Data-Driven Insight and Prediction

We will develop risk prediction models to predict negative care outcomes such as mortality, increased care needs or hospitalisation. These tools have great potential to ensure the delivery of the right care to the right person in the most cost-effective way. This work package will focus around building on the rapid increase in availability of routine data and improvements in available computing power. Analysis of the new routine data will bring us to new insights into health, vulnerability and care in later life which will enable better predictions of care needs and more effectively targeted interventions.

What are our intentions?

The overall aims of this work package are:

  1. To use research survey data to explore and understand how later life trajectories of frailty, wellbeing and social participation relate to each other and are influenced by factors such as housing, wealth, income, care and neighbourhood.

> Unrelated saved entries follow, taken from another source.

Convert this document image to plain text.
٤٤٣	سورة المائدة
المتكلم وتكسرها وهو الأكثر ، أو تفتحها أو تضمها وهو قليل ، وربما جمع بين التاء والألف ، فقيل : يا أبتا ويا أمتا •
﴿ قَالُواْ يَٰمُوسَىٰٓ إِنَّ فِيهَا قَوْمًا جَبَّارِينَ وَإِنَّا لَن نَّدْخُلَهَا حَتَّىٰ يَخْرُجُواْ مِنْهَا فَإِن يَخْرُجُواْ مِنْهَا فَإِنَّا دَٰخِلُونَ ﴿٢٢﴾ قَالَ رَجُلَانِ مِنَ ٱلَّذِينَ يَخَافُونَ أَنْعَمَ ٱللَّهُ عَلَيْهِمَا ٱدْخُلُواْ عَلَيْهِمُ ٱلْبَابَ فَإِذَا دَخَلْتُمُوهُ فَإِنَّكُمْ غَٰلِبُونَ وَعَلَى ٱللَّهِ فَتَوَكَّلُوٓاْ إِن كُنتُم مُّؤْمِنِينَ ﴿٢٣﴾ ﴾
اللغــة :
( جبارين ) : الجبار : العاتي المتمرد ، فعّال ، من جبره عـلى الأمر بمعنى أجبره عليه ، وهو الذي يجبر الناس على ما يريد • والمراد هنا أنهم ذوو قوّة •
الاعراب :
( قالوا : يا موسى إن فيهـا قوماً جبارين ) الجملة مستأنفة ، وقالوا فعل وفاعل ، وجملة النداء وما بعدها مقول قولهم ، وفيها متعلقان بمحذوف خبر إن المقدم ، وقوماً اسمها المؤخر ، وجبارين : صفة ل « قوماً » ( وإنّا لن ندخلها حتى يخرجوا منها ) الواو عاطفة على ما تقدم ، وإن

  2. To use routine data to develop and validate a set of risk prediction tools, drawing on a range of quantifiable factors of negative outcomes informed by the survey analysis, for use in health and social care delivery.

Why is this important?

Looking back after someone has died, it is relatively easy to see that there are several reasonably distinct routes or trajectories that individuals take on the road to death. It is much harder to predict in advance what an individual’s trajectory or outcomes will be. Risk stratification is an essential element of any complex intervention to maximise function, quality of life and independence in later life. Existing prediction tools, however, are not good enough, lacking either precision in identifying those at risk of adverse outcomes or sufficient validation for confident use in applied settings and few have been deployed as large scale interventions to improve care.

How will we achieve this?

We plan a programme of data-focused work drawing on theoretical perspectives and modelling methods from social science, epidemiology, and machine learning. There will be two strands of related work, drawing on the strengths of survey and routine data as well as statistics and machine learning. Survey data, such as the English Longitudinal Study for Ageing, provides rich detail in terms of health measures and socio-economic circumstances, while routine data has sample size, timeliness and coverage that should be used in risk prediction models to identify those individuals who require some form of intervention. Similarly, statistical techniques offer theoretically informed models, while machine learning offers flexible data-driven insight. We will adopt machine learning techniques to uncover new associations and relationships whilst validating findings using theoretically-informed statistical models.

Our expectation is that:

  1. The complementary strengths and weaknesses of data, method and theory will bring new insights to improve effectiveness of existing risk insight models that have so far been found lacking in performance and validation.
  2. We make a significant methodological contribution by combining different data and different approaches to quantitative modelling to yield stronger risk prediction models.